The Amicable Divorce – Is it possible?

http://www.dreamstime.com/-image4812859One of the most common questions I am asked during an initial client consultation is whether or not it is possible to get divorced “amicably”.   I think that many people are surprised to find that a significant portion of divorce cases, at least, in my experience, settle without having a full-blown trial.  There are no extra-marital affairs, no major custody disputes, no major financial disputes – just two people that are ready to move forward.  Not every divorce has to be “ugly”, per se, and a financially conscious lawyer will do everything in their power to ensure that as many issues remain uncontested as possible, and to lessen court involvement when not necessary.  Of course, there are always exceptions.

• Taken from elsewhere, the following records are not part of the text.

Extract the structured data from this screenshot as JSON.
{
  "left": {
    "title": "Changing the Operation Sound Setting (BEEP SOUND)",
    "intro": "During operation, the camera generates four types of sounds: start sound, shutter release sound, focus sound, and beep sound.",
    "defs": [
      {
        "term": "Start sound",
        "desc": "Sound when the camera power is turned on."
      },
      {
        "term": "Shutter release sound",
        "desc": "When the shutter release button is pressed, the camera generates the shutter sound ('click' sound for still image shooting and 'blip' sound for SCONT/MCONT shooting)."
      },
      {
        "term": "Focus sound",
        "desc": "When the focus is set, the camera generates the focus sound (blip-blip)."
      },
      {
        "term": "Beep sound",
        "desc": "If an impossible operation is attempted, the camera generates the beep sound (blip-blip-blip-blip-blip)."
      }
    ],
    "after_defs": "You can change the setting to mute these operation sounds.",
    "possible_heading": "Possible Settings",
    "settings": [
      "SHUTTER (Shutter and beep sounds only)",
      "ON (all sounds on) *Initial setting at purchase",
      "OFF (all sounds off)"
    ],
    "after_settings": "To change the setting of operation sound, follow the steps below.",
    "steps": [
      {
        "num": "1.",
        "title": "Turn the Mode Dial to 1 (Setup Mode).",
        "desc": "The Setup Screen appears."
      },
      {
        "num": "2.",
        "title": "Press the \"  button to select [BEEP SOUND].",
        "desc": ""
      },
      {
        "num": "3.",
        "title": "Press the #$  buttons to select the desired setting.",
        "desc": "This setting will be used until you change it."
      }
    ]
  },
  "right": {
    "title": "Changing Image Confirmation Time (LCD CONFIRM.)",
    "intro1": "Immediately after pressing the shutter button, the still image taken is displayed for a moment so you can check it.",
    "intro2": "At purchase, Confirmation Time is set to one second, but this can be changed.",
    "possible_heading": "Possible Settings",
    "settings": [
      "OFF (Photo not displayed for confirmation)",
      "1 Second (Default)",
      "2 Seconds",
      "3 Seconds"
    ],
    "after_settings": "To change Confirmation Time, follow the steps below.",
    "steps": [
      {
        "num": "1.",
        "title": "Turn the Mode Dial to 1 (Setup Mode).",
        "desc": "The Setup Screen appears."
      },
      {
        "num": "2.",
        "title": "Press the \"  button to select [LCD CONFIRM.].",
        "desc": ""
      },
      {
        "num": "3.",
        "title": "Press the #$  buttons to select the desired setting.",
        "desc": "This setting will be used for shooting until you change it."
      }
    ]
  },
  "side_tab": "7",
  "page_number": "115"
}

The courts have specific procedures in place to try and assist parties in coming to an amicable resolution.  For instance, in Cook County, you can file the divorce as uncontested from the beginning, so long as there is a full agreement and everyone has signed off on everything and paid the filing fees.   This allows the parties to have (usually) one court date and the divorce is finalized.

Additionally, Illinois Supreme Court Rules mandate mediation regarding child custody and visitation related issues, except in an emergency or another circumstance where a Court finds that mediation would be impractical.  The result is that a majority of parties, no matter where they are at with each other, will have to sit down and attempt to mediate before going into Court and asking the Judge for relief.  The parties can utilize these services through free mediators in Cook County, or private mediators if they so choose, for a fee.  Recently, mediation became allowed in Cook County for financial issues as well.

Overall, it is possible to have an “amicable” divorce.  Even in the event that a Judge has to get involved to resolve specific issues, a divorce can still be resolved amicably.  Most clients favor this approach, as there is a direct relationship between how much fighting and arguing goes on in court and how large their attorney’s fees are.